Upregulation of MicroRNA-107 induces proliferation in human gastric cancer cells by targeting the transcription factor FOXO1

• Correlation between miR-107 expression levels and clinicopathological factors in patients with gastric cancer.
• Identification of miR-107 as a transcriptional target of NF-κB.
• Overexpression of miR-107 promotes gastric cancer cell proliferation.
• miR-107 regulates expression of cell-cycle regulators, miR-107 antisense reduces the proliferation of gastric cancer cells and miR-107 negatively regulates FOXO1 expression in gastric cancer cells.

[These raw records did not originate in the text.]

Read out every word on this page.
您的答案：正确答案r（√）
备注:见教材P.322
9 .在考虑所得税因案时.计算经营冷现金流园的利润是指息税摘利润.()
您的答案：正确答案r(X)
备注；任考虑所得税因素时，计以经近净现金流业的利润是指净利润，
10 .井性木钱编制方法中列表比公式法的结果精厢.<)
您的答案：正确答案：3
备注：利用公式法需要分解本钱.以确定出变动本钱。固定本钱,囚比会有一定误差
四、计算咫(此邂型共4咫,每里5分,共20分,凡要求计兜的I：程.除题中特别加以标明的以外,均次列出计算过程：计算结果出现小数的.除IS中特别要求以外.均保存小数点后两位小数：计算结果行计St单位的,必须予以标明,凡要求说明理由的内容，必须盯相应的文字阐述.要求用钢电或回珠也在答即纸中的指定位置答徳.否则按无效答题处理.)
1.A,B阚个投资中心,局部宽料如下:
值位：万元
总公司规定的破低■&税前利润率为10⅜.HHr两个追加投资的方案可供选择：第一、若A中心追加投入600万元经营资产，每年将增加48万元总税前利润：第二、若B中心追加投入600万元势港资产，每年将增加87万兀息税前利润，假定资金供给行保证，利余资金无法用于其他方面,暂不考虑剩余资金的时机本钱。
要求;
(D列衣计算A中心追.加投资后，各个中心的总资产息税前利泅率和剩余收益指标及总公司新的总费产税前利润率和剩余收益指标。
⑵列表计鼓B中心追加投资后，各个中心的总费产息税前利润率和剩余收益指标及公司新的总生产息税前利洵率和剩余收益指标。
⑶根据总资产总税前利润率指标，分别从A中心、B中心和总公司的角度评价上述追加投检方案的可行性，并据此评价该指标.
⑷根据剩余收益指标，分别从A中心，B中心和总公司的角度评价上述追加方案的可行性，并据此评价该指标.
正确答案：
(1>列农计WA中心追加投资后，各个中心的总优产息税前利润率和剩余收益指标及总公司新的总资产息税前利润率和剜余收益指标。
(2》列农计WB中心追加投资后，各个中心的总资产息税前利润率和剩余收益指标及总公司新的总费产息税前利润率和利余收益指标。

MicroRNA-107 (miR-107) has been demonstrated to regulate proliferation and apoptosis in many types of cancers. Nevertheless, its biological function in gastric cancer remains largely unexplored. Here, we found that the expression level of miR-107 was increased in gastric cancer in comparison with the adjacent normal tissues. The enforced expression of miR-107 was able to promote cell proliferation in NCI-N87 and AGS cells, while miR-107 antisense oligonucleotides (antisense miR-107) blocked cell proliferation. At the molecular level, our results further revealed that expression of FOXO1 was negatively regulated by miR-107. Therefore, the data reported here demonstrate that miR-107 is an important regulator in gastric cancer, which will contribute to a better understanding of the important mis-regulated miRNAs in gastric cancer.